The Russian communications regulator, Roskomnadzor, has been frantically trying to block the internet Protocol addresses of Telegram after a Moscow court cleared the way because Telegram refused to give the authorities access to its users’ messages.
In pursuit of Telegram, the regulator has blocked, at times, more than 18 million IP addresses — including those of overseas cloud services hosted by Google and Amazon — creating havoc for Russian businesses. (Jeff Bezos, founder and chief executive of Amazon, owns The Washington Post).
The tactic has been costly for Telegram in terms of reduced capability, but not fatal. By moving around, Durov has managed to keep Telegram alive for Russians.
On Monday, several thousand protesters, mostly young people, demonstrated in Moscow against the attempted blockage, some carrying signs such as “Don’t Block On Me” and throwing paper aircraft, which are Telegram’s symbol.
On the same day, Iran’s judiciary banned Telegram because authorities believe it was used to organise protest rallies in January.
This is a battle for internet freedom worth waging.
If Russia succeeds at shutting down Telegram, then it may well make similar demands of Facebook and Google, among others.
So far, the effort by Roskomnadzor to silence Telegram has appeared to be technically sloppy, failing to effectively shut it down, while damaging legitimate Russian businesses that need unfettered access to the internet.
It would be nice if Roskomnadzor would just admit defeat and abandon the campaign.
More likely, the agency will learn from this experience and emerge more proficient at internet censorship than it was before — more like China.
This is not Russia’s first attempt to block something on the internet, but it is more systematic and sweeping than before. Durov deserves praise for once again standing up to Big Brother.

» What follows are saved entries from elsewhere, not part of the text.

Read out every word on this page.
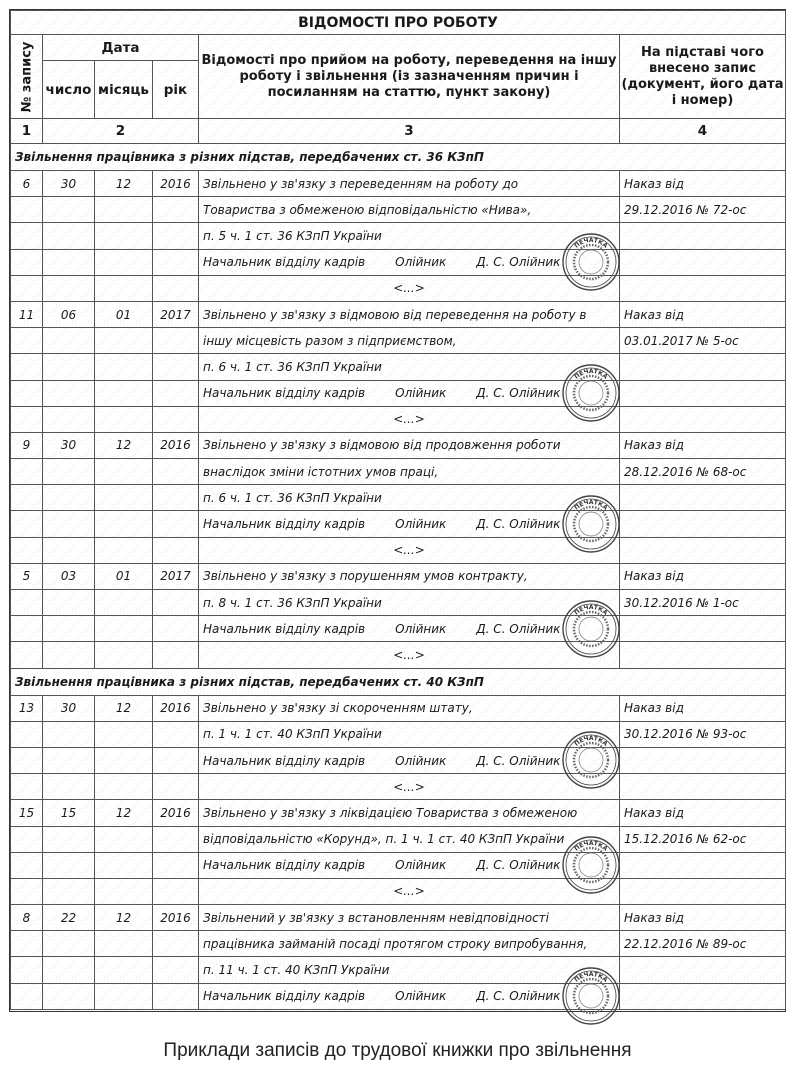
ВІДОМОСТІ ПРО РОБОТУ					

№ запису	Дата			Відомості про прийом на роботу, переведення на іншу роботу і звільнення (із зазначенням причин і посиланням на статтю, пункт закону)	На підставі чого внесено запис (документ, його дата і номер)
	число	місяць	рік		
1	2			3	4
Звільнення працівника з різних підстав, передбачених ст. 36 КЗпП					
6	30	12	2016	Звільнено у зв'язку з переведенням на роботу до	Наказ від
				Товариства з обмеженою відповідальністю «Нива»,	29.12.2016 № 72-ос
				п. 5 ч. 1 ст. 36 КЗпП України	
				Начальник відділу кадрів Олійник Д. С. Олійник	
				<...>	
11	06	01	2017	Звільнено у зв'язку з відмовою від переведення на роботу в	Наказ від
				іншу місцевість разом з підприємством,	03.01.2017 № 5-ос
				п. 6 ч. 1 ст. 36 КЗпП України	
				Начальник відділу кадрів Олійник Д. С. Олійник	
				<...>	
9	30	12	2016	Звільнено у зв'язку з відмовою від продовження роботи	Наказ від
				внаслідок зміни істотних умов праці,	28.12.2016 № 68-ос
				п. 6 ч. 1 ст. 36 КЗпП України	
				Начальник відділу кадрів Олійник Д. С. Олійник	
				<...>	
5	03	01	2017	Звільнено у зв'язку з порушенням умов контракту,	Наказ від
				п. 8 ч. 1 ст. 36 КЗпП України	30.12.2016 № 1-ос
				Начальник відділу кадрів Олійник Д. С. Олійник	
				<...>	
Звільнення працівника з різних підстав, передбачених ст. 40 КЗпП					
13	30	12	2016	Звільнено у зв'язку зі скороченням штату,	Наказ від
				п. 1 ч. 1 ст. 40 КЗпП України	30.12.2016 № 93-ос
				Начальник відділу кадрів Олійник Д. С. Олійник	
				<...>	
15	15	12	2016	Звільнено у зв'язку з ліквідацією Товариства з обмеженою	Наказ від
				відповідальністю «Корунд», п. 1 ч. 1 ст. 40 КЗпП України	15.12.2016 № 62-ос
				Начальник відділу кадрів Олійник Д. С. Олійник	
				<...>	
8	22	12	2016	Звільнений у зв'язку з встановленням невідповідності	Наказ від
				працівника займаній посаді протягом строку випробування,	22.12.2016 № 89-ос
				п. 11 ч. 1 ст. 40 КЗпП України	
				Начальник відділу кадрів Олійник Д. С. Олійник	
ПЕЧАТКА
ПЕЧАТКА
ПЕЧАТКА
ПЕЧАТКА
ПЕЧАТКА
ПЕЧАТКА
ПЕЧАТКА
Приклади записів до трудової книжки про звільнення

By striving to keep Telegram online, he is showing the kind of backbone we wish would be emulated by others in the digital universe who too often give in to the demands of authoritarian regimes for control over messages and data.
What’s really at stake in the battle over Telegram?
More than just the future of one messenger service.
If Russia, China and Iran can successfully cordon off hundreds of millions of users, they diminish freedom everywhere.
Those who cherish liberty ought to be rooting for Durov.